PAÍS DIVIDIDO

Em anos e anos de estrada, nunca vi ou sequer imaginei assistir a um espetáculo tão grotesco, tão improvável. Trato aqui, claro, de pessoas naturais do mesmo país, portanto, irmãs em sua nacionalidade, mas que subitamente despertaram para o ódio mútuo. Tudo por causa de ideias que convergem, de um lado, para a democracia, e de outro, para o obscurantismo. Algumas até se utilizam dos punhos para defender seu ponto de vista, ao se depararem com alguém com quem discordam ferozmente, só porque este teria se enveredado para a seara que privilegia a sensatez.

Divergências sempre existiram, uma vez que os pensamentos navegam por mares distintos, num universo de personalidades que, por vezes, despertam alguma semelhança pela afinidade que dividem, embora sustentem a diferença em outros aspectos. Tudo muito natural e compreensível dentro dessa imensa teia que é a comunidade humana.
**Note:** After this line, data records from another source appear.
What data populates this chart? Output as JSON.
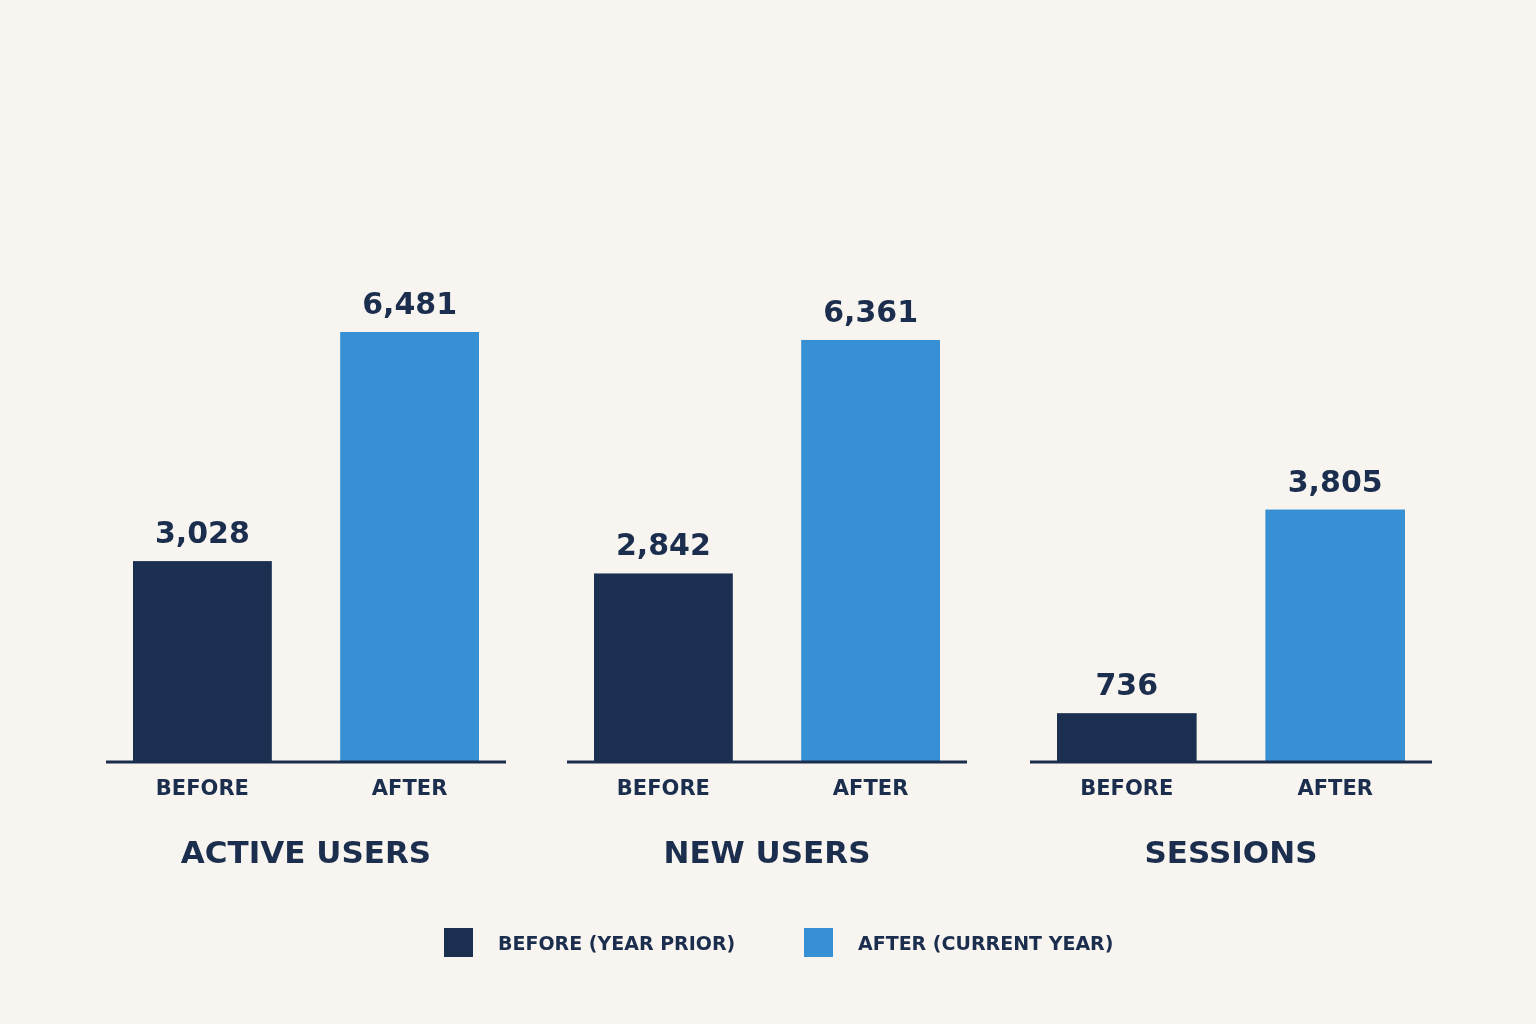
{
  "chart_data": [
    {
      "type": "bar",
      "categories": [
        "BEFORE",
        "AFTER"
      ],
      "xlabel": "ACTIVE USERS",
      "stacked": true,
      "legend": "bottom",
      "series": [
        {
          "name": "BEFORE (YEAR PRIOR)",
          "color": "#1b3050",
          "values": [
            3028,
            null
          ],
          "value_labels": [
            "3,028",
            null
          ]
        },
        {
          "name": "AFTER (CURRENT YEAR)",
          "color": "#3790d4",
          "values": [
            null,
            6481
          ],
          "value_labels": [
            null,
            "6,481"
          ]
        }
      ]
    },
    {
      "type": "bar",
      "categories": [
        "BEFORE",
        "AFTER"
      ],
      "xlabel": "NEW USERS",
      "stacked": true,
      "series": [
        {
          "color": "#1b3050",
          "values": [
            2842,
            null
          ],
          "value_labels": [
            "2,842",
            null
          ]
        },
        {
          "color": "#3790d4",
          "values": [
            null,
            6361
          ],
          "value_labels": [
            null,
            "6,361"
          ]
        }
      ]
    },
    {
      "type": "bar",
      "categories": [
        "BEFORE",
        "AFTER"
      ],
      "xlabel": "SESSIONS",
      "stacked": true,
      "series": [
        {
          "color": "#1b3050",
          "values": [
            736,
            null
          ],
          "value_labels": [
            "736",
            null
          ]
        },
        {
          "color": "#3790d4",
          "values": [
            null,
            3805
          ],
          "value_labels": [
            null,
            "3,805"
          ]
        }
      ]
    }
  ]
}
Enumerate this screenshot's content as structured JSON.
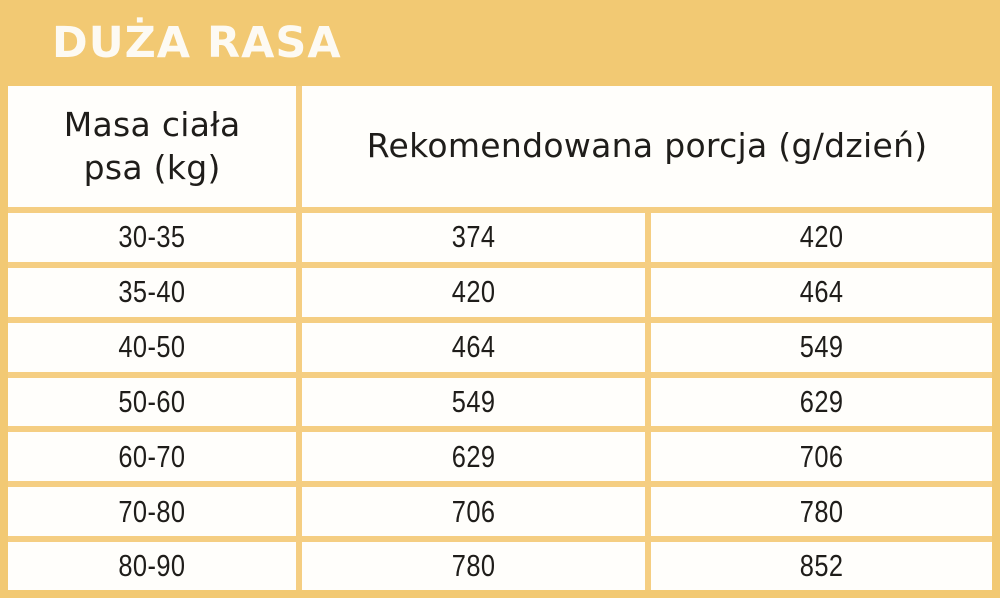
{
  "title": "DUŻA RASA",
  "colors": {
    "background": "#F2C973",
    "grid_border": "#F5CE82",
    "cell_background": "#FFFEFB",
    "text": "#1F1D1A",
    "title_text": "#FDFAF3"
  },
  "table": {
    "weight_header_line1": "Masa ciała",
    "weight_header_line2": "psa (kg)",
    "portion_header": "Rekomendowana porcja (g/dzień)",
    "rows": [
      {
        "weight": "30-35",
        "min": "374",
        "max": "420"
      },
      {
        "weight": "35-40",
        "min": "420",
        "max": "464"
      },
      {
        "weight": "40-50",
        "min": "464",
        "max": "549"
      },
      {
        "weight": "50-60",
        "min": "549",
        "max": "629"
      },
      {
        "weight": "60-70",
        "min": "629",
        "max": "706"
      },
      {
        "weight": "70-80",
        "min": "706",
        "max": "780"
      },
      {
        "weight": "80-90",
        "min": "780",
        "max": "852"
      }
    ]
  },
  "chart_data": {
    "type": "table",
    "title": "DUŻA RASA",
    "columns": [
      "Masa ciała psa (kg)",
      "Rekomendowana porcja (g/dzień)"
    ],
    "portion_header_spans_two_subcolumns": true,
    "rows": [
      [
        "30-35",
        374,
        420
      ],
      [
        "35-40",
        420,
        464
      ],
      [
        "40-50",
        464,
        549
      ],
      [
        "50-60",
        549,
        629
      ],
      [
        "60-70",
        629,
        706
      ],
      [
        "70-80",
        706,
        780
      ],
      [
        "80-90",
        780,
        852
      ]
    ]
  }
}
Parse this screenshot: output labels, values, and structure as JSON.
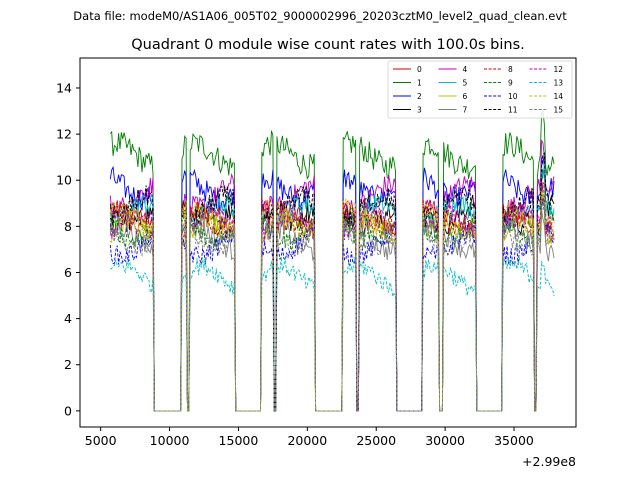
{
  "figure": {
    "suptitle": "Data file: modeM0/AS1A06_005T02_9000002996_20203cztM0_level2_quad_clean.evt",
    "title": "Quadrant 0 module wise count rates with 100.0s bins."
  },
  "chart_data": {
    "type": "line",
    "title": "Quadrant 0 module wise count rates with 100.0s bins.",
    "xlabel": "",
    "ylabel": "",
    "x_offset_label": "+2.99e8",
    "x_offset": 299000000,
    "xlim": [
      3500,
      39500
    ],
    "ylim": [
      -0.7,
      15.3
    ],
    "xticks": [
      5000,
      10000,
      15000,
      20000,
      25000,
      30000,
      35000
    ],
    "xtick_labels": [
      "5000",
      "10000",
      "15000",
      "20000",
      "25000",
      "30000",
      "35000"
    ],
    "yticks": [
      0,
      2,
      4,
      6,
      8,
      10,
      12,
      14
    ],
    "ytick_labels": [
      "0",
      "2",
      "4",
      "6",
      "8",
      "10",
      "12",
      "14"
    ],
    "bin_size_s": 100,
    "grid": false,
    "legend_location": "top-right",
    "legend_columns": 4,
    "active_intervals": [
      [
        5700,
        8800
      ],
      [
        10900,
        11200
      ],
      [
        11500,
        14700
      ],
      [
        16700,
        17500
      ],
      [
        17800,
        20500
      ],
      [
        22600,
        23500
      ],
      [
        23800,
        26400
      ],
      [
        28400,
        29500
      ],
      [
        29900,
        32200
      ],
      [
        34200,
        36400
      ],
      [
        36700,
        37900
      ]
    ],
    "series": [
      {
        "name": "0",
        "color": "#cc0000",
        "style": "solid",
        "mean_rate": 8.2
      },
      {
        "name": "1",
        "color": "#008000",
        "style": "solid",
        "mean_rate": 11.1
      },
      {
        "name": "2",
        "color": "#0000ff",
        "style": "solid",
        "mean_rate": 9.7
      },
      {
        "name": "3",
        "color": "#000000",
        "style": "solid",
        "mean_rate": 8.6
      },
      {
        "name": "4",
        "color": "#bf00bf",
        "style": "solid",
        "mean_rate": 9.3
      },
      {
        "name": "5",
        "color": "#00bfbf",
        "style": "solid",
        "mean_rate": 8.5
      },
      {
        "name": "6",
        "color": "#bfbf00",
        "style": "solid",
        "mean_rate": 7.8
      },
      {
        "name": "7",
        "color": "#808080",
        "style": "solid",
        "mean_rate": 7.4
      },
      {
        "name": "8",
        "color": "#cc0000",
        "style": "dashed",
        "mean_rate": 8.4
      },
      {
        "name": "9",
        "color": "#008000",
        "style": "dashed",
        "mean_rate": 7.9
      },
      {
        "name": "10",
        "color": "#0000ff",
        "style": "dashed",
        "mean_rate": 7.2
      },
      {
        "name": "11",
        "color": "#000000",
        "style": "dashed",
        "mean_rate": 8.8
      },
      {
        "name": "12",
        "color": "#bf00bf",
        "style": "dashed",
        "mean_rate": 8.0
      },
      {
        "name": "13",
        "color": "#00bfbf",
        "style": "dashed",
        "mean_rate": 5.8
      },
      {
        "name": "14",
        "color": "#bfbf00",
        "style": "dashed",
        "mean_rate": 8.3
      },
      {
        "name": "15",
        "color": "#808080",
        "style": "dashed",
        "mean_rate": 7.6
      }
    ]
  }
}
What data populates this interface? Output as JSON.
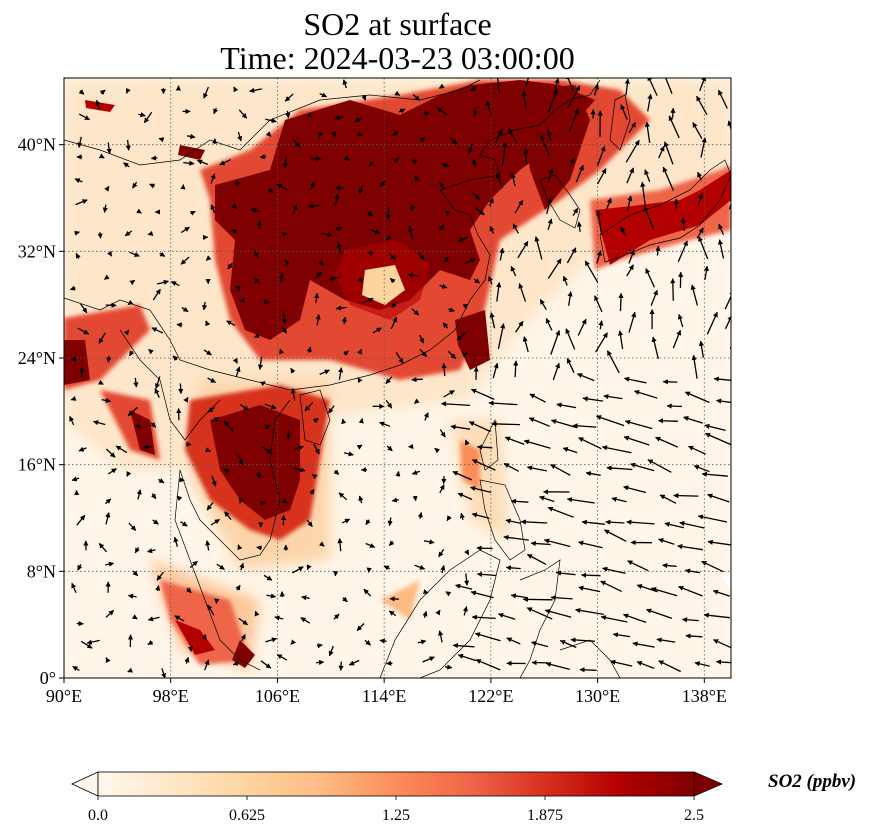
{
  "chart_data": {
    "type": "heatmap",
    "title": "SO2 at surface",
    "subtitle": "Time: 2024-03-23 03:00:00",
    "variable": "SO2",
    "colorbar_label": "SO2 (ppbv)",
    "colormap": "OrRd",
    "colorbar_range": [
      0.0,
      2.5
    ],
    "colorbar_extend": "both",
    "colorbar_ticks": [
      "0.0",
      "0.625",
      "1.25",
      "1.875",
      "2.5"
    ],
    "lon_range": [
      90,
      140
    ],
    "lat_range": [
      0,
      45
    ],
    "x_ticks": [
      "90°E",
      "98°E",
      "106°E",
      "114°E",
      "122°E",
      "130°E",
      "138°E"
    ],
    "y_ticks": [
      "0°",
      "8°N",
      "16°N",
      "24°N",
      "32°N",
      "40°N"
    ],
    "x_tick_values": [
      90,
      98,
      106,
      114,
      122,
      130,
      138
    ],
    "y_tick_values": [
      0,
      8,
      16,
      24,
      32,
      40
    ],
    "grid": true,
    "overlay": "wind vectors",
    "high_concentration_regions": [
      {
        "lon": [
          104,
          121
        ],
        "lat": [
          27,
          44
        ],
        "value": 2.5
      },
      {
        "lon": [
          101,
          110
        ],
        "lat": [
          13,
          22
        ],
        "value": 2.5
      },
      {
        "lon": [
          90,
          95
        ],
        "lat": [
          22,
          27
        ],
        "value": 2.5
      },
      {
        "lon": [
          123,
          130
        ],
        "lat": [
          36,
          45
        ],
        "value": 2.5
      },
      {
        "lon": [
          130,
          139
        ],
        "lat": [
          31,
          37
        ],
        "value": 2.0
      }
    ]
  },
  "colors": {
    "low": "#fff7ec",
    "mid": "#fc8d59",
    "high": "#7f0000"
  }
}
Como no futebol, as torcidas vibram e caçoam dos derrotados quando da vitória do seu time. À exceção de casos extremos, tudo segue a normalidade dos bate-bocas nas rodas de amantes do esporte bretão. É assim que os corações devem bater, afinal, cientes de que não se trata de inimigo o torcedor do outro time, somente de um adversário.

Entretanto, o que vemos hoje é um país dividido. Não me refiro a torcedores deste ou daquele clube. Falo do campo político em que alguns hasteiam a bandeira brasileira, a nossa bandeira, para defender uma ideologia que segue no rumo do fascismo, que tanto mal fez a este mundo e que ora desponta como uma tendência global nefasta, deixando bem claro que não morreu com Mussolini. E logicamente o Brasil não está imune a esse mal. Provavelmente por não ter recebido, em quantidade suficiente, a dose protetora da vacina da educação é que parte desse povo se deixa enganar facilmente e se identifica com o que é violento, grosseiro, difamatório, vil…

Assistimos, a partir dessa constatação, ao nascimento, por meio de um governo extremista, de um comportamento, da mesma forma, extremista: de um lado, uma gente que odeia sobremaneira os opositores, e que, em dado momento, se viu estimulada e autorizada a exteriorizar sua fúria contra o outro, fazendo uso, inclusive, da força bruta. De outro, gente que destila o mesmo sentimento de amor às avessas àquele, embora não busque nas armas a solução para um problema sem solução. Procura, antes de tudo, distanciar-se dele, como meio de evitar o confronto, quase sempre inevitável.

É indiscutível, pois, que um fenômeno tem tomado de assalto esta vasta sociedade tupinambá, semelhante, inclusive, ao que ocorrera lá nas terras de Tio Sam, em que o trumpismo se contrapõe à liberdade eternamente cantada em prosa e em verso, num país que sempre se orgulhou de ser a maior democracia do mundo. Trocando em miúdos, temos aí dois lados de uma única moeda que, ao que tudo indica, deixaram de pertencer a ela, como se não tivessem sido cunhadas na mesma peça, na mesma casa da moeda, com o mesmo valor.